THE HUNGER GAMES: I Am Hungry For More!
I can't wait to see the movie!!!
Sometime last year I was in Barnes and Noble looking for a new book to read. Not knowing what I was looking for I walked toward the young adult section to see if anything caught my eye. Of course, the Twilight books were plastered all over the place, but I had already read them, so that was not a solution. I was looking for something that was going to keep me intrigued. As I kept walking I noticed two book trilogies: The Hunger Games, by Suzanne Collins and Tiger’s Curse, by Colleen Houck. Since the final book of The Hunger Games trilogy was out and all three books had such an awesome cover I decided to pick those books first
The first book of the trilogy, of course titled The Hunger Games, immediately grabbed me. A combination of Twilight and the Greek myth of Theseus and the Minotaur, The Hunger Games is filled with nerve-racking tension, thrilling action, and a great engaging love story that kept my attention no matter how hard I tried to put the book down. I found myself completely caught up in the story’s plot, set in some future time and place where the government has become a dictatorship, telling its people where to live, what to do and who to love. Of course, those who did not comply with these demands were subjected to any number of punishments!

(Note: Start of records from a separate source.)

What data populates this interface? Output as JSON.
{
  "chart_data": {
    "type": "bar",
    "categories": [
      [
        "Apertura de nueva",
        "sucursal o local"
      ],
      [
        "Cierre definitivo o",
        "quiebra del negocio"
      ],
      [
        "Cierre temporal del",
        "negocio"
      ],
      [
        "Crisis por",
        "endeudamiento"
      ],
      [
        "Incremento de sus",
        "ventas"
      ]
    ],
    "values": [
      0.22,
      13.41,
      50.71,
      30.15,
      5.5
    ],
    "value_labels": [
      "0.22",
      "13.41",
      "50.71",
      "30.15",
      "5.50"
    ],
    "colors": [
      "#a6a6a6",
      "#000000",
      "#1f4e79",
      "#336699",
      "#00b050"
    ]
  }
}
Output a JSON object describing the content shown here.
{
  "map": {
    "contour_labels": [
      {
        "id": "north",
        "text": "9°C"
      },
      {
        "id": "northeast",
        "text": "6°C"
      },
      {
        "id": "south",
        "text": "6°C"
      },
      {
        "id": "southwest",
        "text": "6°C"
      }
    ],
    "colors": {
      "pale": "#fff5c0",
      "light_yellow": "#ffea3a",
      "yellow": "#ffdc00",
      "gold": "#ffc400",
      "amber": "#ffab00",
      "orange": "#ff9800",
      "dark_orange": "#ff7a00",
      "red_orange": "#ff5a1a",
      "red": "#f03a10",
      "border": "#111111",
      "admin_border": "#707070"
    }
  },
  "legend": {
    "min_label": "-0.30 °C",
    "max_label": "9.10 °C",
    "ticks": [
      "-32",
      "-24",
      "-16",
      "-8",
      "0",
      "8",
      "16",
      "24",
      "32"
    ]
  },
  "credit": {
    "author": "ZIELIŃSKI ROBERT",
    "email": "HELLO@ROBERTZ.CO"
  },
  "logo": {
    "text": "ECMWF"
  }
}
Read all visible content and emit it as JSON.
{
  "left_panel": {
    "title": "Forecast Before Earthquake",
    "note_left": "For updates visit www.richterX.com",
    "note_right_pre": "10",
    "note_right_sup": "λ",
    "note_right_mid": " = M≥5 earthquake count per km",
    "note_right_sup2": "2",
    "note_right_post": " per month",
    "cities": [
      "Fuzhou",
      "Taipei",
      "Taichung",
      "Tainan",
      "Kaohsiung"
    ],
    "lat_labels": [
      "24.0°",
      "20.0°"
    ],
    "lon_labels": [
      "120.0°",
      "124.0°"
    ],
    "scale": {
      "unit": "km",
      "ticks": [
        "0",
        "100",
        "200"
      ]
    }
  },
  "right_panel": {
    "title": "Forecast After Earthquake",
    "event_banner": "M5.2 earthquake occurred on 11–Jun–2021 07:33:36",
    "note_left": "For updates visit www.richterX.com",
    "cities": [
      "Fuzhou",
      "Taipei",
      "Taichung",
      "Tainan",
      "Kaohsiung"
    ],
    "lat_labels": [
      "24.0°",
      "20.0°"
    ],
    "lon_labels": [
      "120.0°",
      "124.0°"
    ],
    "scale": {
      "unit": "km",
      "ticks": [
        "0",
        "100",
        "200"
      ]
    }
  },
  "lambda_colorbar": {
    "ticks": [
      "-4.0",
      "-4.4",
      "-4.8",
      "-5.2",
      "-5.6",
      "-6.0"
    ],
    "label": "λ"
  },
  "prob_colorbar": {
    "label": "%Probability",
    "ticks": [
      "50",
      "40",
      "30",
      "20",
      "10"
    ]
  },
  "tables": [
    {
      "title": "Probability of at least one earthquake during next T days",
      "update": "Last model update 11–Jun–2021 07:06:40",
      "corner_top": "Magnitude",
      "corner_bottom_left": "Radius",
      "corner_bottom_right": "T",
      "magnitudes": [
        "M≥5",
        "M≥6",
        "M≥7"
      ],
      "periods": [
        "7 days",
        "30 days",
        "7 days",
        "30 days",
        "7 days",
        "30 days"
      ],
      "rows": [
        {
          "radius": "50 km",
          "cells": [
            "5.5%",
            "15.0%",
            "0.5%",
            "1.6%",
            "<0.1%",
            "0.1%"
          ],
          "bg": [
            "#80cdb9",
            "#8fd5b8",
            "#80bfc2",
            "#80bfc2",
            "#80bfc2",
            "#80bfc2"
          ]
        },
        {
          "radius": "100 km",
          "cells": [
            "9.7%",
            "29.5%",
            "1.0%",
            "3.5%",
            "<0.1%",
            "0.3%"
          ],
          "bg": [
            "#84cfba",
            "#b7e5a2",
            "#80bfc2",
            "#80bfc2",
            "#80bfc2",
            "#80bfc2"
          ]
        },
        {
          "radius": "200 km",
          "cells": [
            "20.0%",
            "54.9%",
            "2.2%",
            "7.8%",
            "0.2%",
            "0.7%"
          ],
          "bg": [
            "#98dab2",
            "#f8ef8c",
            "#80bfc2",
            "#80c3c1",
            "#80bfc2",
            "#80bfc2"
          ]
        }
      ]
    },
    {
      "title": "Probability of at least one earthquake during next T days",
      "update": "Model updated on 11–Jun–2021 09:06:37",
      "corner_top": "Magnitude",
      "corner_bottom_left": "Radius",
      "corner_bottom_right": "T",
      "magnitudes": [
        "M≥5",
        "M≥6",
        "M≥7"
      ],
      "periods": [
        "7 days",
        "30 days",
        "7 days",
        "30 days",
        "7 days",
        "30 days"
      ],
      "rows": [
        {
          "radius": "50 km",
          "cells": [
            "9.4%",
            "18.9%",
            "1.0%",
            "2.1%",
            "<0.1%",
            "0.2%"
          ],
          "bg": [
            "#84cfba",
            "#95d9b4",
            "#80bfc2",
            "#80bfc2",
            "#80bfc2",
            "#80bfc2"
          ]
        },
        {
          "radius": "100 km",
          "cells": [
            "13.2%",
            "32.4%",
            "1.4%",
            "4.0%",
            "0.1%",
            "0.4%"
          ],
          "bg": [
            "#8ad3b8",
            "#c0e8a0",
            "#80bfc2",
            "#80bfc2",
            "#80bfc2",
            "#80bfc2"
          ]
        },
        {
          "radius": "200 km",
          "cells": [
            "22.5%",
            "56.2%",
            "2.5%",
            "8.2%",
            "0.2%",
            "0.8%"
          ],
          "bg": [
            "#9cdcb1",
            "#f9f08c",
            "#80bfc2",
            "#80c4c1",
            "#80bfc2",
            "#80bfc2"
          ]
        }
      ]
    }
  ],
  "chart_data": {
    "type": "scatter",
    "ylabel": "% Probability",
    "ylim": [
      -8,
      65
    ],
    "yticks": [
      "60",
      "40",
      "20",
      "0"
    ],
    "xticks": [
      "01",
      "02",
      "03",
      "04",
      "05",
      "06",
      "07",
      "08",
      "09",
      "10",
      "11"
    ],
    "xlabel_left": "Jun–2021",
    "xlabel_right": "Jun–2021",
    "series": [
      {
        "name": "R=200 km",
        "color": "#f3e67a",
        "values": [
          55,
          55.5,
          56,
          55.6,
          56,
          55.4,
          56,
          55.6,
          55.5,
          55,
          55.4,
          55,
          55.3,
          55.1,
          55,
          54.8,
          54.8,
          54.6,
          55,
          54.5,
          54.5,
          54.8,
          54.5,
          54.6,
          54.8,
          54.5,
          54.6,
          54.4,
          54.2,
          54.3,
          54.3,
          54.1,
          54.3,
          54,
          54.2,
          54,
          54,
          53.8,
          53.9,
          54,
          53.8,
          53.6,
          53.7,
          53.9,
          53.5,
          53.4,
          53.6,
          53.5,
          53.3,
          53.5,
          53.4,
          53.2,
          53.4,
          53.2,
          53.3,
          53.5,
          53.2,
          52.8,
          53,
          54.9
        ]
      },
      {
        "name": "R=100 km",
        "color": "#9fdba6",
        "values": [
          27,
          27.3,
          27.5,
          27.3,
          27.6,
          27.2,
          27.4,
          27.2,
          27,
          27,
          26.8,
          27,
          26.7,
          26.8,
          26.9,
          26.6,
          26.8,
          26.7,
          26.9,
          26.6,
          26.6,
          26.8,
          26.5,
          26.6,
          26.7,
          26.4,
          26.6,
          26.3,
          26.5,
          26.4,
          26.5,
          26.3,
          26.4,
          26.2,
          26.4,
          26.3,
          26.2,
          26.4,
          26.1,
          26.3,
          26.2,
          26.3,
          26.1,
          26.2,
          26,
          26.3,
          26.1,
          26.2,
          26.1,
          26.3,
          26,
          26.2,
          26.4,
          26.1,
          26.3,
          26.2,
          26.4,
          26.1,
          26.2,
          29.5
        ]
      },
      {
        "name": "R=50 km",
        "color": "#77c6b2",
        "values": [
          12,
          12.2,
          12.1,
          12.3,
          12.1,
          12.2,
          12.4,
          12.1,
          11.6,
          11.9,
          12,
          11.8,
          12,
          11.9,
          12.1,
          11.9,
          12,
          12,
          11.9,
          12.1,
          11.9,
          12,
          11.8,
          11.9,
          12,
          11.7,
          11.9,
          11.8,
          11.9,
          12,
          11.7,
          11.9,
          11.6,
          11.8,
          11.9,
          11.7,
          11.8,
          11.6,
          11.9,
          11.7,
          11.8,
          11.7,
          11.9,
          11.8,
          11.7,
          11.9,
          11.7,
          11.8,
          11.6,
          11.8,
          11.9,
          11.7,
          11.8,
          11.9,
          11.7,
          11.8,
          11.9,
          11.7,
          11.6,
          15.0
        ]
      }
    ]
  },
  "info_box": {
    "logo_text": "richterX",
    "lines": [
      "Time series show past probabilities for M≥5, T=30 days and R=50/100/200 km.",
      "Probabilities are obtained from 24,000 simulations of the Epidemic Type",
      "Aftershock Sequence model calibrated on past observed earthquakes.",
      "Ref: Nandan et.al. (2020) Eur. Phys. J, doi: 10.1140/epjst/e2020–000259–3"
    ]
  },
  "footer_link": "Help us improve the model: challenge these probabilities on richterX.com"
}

The Hunger Games starts in a North America we do not recognize. Now a dictatorship, the country is divided into 12 districts with each district fulfilling a particular purpose. For example, one district is responsible for food, another for mining, and so on. Each year the government holds a game that pits children from the ages of 12 to 18 against each other in a fight to the death. This game is held in a giant, treacherous arena, is televised, and is highly anticipated all over the country. The book’s main character,
Katniss Everdeen, in an act of bravery, takes her sister’s place as one of the 24 “tributes” (the name given to the children who are forced to participate in the game) when her sister’s name is called. Katniss is taken to the capital to be prepped for the game and, all the while she is being trained, she struggles with knowing that the only way she can return home to her family is to survive the game, but the only way she can survive the game is to kill her opponents who are all children. In short, her survival is diabolically linked to how effective she can be at becoming the pawn of this monstrous government.
The Hunger Games , then, is the story of Katmiss’s struggle. She battles fire, hunger, thirst, wild animals, injuries and other children in her quest to survive. She, of course, falls in love, makes and loses friends, is exposed to horrific spectacles like one of her fellow tributes being slowly eaten by a wolf-like creature, and is forced to make adult decisions that push her to her limits. With all of this, it is a bit surprising to realize that this trilogy’s targeted audience is young adults as clearly some of the book’s subject matter seems better suited for a more mature reader.
A more mature reader, like me! I loved this trilogy and the only thing that I think could possibly be better than these books is Liongate’s much anticipated film version of this fantastic story. I, for one, cannot wait to see the movie and am holding my breath that they will do the books justice and keep me on the edge of my theatre seat in the same way that the books kept me on the edge of my sofa!